One of the great things about growing up is settling into a style. Once you know what you like and looks good on you, you can simplify, simplify, simplify and stop effing around with stuff that you have, but aren't really committed to: I'm wearing this but I haven't really thought about it. Levi's 30 x 30 slim straight jeans, well-cut dress shirts (oxfords, preferably, but not required), small slim sweaters, and brown shoes. That's all I need day-to-day. Add a suit, a pair of khakis, and two or three blazers? And I'm done.

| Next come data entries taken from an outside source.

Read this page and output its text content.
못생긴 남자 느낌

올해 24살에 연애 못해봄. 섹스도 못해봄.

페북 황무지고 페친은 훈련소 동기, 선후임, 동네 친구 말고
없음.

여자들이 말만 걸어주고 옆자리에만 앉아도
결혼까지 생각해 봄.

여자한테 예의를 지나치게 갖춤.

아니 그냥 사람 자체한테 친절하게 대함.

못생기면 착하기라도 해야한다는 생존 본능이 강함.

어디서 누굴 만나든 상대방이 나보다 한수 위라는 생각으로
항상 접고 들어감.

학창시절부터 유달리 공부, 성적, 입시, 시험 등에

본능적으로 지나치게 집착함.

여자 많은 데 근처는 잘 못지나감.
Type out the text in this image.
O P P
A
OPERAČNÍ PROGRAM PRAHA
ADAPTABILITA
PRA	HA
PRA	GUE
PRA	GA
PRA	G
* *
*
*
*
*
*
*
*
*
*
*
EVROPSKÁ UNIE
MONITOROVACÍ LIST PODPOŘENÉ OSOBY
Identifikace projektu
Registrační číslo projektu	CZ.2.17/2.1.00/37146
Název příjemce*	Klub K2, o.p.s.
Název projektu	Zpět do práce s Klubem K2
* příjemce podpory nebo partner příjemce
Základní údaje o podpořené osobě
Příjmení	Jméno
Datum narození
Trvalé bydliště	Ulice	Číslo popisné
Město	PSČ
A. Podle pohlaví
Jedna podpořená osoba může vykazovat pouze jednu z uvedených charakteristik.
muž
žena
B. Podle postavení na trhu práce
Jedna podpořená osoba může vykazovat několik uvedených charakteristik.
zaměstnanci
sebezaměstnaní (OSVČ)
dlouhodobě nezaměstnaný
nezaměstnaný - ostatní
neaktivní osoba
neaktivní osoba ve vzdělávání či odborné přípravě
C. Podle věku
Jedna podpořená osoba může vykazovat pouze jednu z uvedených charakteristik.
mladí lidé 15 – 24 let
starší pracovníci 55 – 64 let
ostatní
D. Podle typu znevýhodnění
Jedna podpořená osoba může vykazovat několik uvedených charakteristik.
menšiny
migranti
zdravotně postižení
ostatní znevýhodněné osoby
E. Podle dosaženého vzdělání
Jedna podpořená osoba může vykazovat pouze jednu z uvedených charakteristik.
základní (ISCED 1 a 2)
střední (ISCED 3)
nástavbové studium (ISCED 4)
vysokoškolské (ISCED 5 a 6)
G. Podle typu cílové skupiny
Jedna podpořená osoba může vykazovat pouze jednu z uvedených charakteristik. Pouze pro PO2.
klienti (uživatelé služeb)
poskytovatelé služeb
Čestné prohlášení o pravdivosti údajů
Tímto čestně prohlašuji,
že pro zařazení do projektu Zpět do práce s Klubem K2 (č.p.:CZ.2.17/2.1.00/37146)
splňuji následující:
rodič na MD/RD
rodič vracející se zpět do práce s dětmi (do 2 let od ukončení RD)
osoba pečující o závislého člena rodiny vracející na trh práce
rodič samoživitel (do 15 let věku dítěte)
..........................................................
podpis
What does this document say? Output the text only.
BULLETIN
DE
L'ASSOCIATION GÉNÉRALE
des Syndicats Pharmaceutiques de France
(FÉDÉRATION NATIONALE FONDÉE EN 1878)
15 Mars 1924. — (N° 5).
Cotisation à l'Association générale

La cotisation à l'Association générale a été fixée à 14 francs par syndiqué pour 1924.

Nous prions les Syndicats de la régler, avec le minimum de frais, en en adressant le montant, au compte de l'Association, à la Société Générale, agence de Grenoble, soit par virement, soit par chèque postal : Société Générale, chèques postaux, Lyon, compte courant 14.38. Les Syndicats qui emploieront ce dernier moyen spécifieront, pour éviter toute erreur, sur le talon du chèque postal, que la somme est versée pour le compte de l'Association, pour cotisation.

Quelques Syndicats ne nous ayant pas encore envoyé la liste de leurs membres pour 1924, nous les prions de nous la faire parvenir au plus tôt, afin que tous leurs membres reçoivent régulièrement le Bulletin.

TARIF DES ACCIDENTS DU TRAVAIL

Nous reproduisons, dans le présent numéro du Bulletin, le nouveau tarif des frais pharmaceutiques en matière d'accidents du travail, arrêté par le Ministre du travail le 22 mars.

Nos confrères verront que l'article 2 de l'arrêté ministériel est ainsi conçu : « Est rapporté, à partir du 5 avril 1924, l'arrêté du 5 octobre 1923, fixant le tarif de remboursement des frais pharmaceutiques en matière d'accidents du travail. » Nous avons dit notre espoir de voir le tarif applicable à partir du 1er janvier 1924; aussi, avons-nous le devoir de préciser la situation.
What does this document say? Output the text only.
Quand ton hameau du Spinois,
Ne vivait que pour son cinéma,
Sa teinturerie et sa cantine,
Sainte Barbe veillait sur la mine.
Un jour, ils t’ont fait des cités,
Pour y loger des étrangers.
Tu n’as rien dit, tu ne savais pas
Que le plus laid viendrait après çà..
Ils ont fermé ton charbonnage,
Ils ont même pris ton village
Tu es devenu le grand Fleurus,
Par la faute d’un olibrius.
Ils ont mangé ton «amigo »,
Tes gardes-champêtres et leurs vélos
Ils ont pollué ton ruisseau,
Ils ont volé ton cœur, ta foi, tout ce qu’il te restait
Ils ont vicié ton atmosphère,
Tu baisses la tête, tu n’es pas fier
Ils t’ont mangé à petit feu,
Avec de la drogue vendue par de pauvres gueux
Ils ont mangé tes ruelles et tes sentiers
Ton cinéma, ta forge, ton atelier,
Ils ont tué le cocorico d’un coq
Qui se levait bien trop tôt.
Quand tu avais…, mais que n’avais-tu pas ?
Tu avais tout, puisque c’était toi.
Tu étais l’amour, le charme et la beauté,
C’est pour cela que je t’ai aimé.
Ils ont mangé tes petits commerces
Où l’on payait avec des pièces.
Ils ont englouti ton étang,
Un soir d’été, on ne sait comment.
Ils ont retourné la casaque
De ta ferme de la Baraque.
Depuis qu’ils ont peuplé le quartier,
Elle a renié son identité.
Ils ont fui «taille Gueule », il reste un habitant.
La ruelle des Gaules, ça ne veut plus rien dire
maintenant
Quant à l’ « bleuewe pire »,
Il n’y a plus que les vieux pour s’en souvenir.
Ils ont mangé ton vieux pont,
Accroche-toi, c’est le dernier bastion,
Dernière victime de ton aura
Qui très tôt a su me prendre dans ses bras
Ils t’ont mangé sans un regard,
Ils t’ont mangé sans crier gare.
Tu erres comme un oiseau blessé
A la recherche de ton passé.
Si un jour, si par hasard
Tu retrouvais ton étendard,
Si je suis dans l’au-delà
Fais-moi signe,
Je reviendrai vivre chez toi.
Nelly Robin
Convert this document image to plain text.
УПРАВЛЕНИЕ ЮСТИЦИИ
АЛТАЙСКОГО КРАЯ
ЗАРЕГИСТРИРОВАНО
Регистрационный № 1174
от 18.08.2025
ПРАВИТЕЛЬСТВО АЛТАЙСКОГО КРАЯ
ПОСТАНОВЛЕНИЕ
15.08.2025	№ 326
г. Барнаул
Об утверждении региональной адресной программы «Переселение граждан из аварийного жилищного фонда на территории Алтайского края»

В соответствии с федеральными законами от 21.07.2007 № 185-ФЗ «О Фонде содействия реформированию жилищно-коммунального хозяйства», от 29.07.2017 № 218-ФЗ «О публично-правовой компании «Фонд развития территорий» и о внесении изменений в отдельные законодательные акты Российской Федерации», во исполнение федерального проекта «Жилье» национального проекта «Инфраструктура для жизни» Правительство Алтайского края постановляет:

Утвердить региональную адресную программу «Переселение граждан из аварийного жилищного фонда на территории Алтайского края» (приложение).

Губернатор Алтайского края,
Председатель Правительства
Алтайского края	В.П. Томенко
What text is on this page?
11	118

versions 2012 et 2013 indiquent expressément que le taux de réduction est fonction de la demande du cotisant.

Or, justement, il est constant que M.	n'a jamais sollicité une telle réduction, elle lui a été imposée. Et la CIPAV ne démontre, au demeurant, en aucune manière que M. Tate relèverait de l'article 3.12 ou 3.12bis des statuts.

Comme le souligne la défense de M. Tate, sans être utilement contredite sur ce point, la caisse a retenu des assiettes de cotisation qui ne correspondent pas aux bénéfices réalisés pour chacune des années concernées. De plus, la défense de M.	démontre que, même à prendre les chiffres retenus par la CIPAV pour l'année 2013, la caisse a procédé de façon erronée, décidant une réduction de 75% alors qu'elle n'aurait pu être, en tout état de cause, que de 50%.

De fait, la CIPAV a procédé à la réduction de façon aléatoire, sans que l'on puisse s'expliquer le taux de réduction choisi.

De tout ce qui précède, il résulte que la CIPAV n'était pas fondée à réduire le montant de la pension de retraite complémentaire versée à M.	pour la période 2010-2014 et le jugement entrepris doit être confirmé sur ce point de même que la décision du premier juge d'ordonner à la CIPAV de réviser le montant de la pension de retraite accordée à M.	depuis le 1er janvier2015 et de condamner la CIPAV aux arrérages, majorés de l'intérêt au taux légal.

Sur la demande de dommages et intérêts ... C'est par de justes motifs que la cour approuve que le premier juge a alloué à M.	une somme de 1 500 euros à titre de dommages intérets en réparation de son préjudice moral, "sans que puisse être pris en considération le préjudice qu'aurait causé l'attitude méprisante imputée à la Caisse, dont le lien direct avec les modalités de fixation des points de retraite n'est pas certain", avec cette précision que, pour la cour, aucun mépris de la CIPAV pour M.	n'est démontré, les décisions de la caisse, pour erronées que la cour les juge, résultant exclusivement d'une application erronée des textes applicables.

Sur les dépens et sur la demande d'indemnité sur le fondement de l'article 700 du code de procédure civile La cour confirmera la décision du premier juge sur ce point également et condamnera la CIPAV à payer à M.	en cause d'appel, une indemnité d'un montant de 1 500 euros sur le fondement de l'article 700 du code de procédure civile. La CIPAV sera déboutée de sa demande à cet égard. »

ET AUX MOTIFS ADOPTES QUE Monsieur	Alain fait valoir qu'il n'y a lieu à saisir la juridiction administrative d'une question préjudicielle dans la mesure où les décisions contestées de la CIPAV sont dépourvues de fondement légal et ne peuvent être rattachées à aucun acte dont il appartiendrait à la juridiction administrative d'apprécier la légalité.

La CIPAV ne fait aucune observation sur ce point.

And it's an exactitude too: a category of style that (to me) says young, stylish intellectual. PhD, not MA. Clean shaven, not bearded. Slim straight, not skinny. Tailored, not slim. European cut, not American. Levis, not H&M. Classic, not fashionable. 77 kgs, not 72.Vintage, not thrift store. Shure studio headphones, not Dre Beats. Pragmatism, not idealism.

I proudly showed Yoko my wardrobe (British closet) the other day. I can wear all of this. She wasn't really impressed, but to me it was a proud moment of self realisation. And now I can acquire things that I want to keep for a lifetime and avoid things that I will keep for a short amount of time. Like the Saddleback Leather bag which I continue to obsess about. I'll get it and use it for the rest of my life. Or a good pair of headphones instead of an iPhone. These, not those. I couldn't say that at 22.


This is a metaphor for growing up. The better you get at saying this and not that. I know now.

I had a moment of sheer panic the other day when I heard about someone being held up for a visa based on claiming a public benefit (one that I claim) that they shouldn't apparently have been claiming. The benefit office had checked their documents and ruled that they should have received the benefit, but the border agency had a different opinion. Disagreement between government agencies, and the applicant is held responsible. Anyway, I did my best to confirm that their situation was different than ours and we should, in fact, be receiving the benefit that we are receiving: we are, something about Japanese/US citizenship, but the border agency could have a different opinion, particularly as they are looking for ANY reason to reduce immigration. Makes me nervous and terribly, terribly apprehensive about making an application. At the same time, at least I know to send more supporting documents when we apply next year.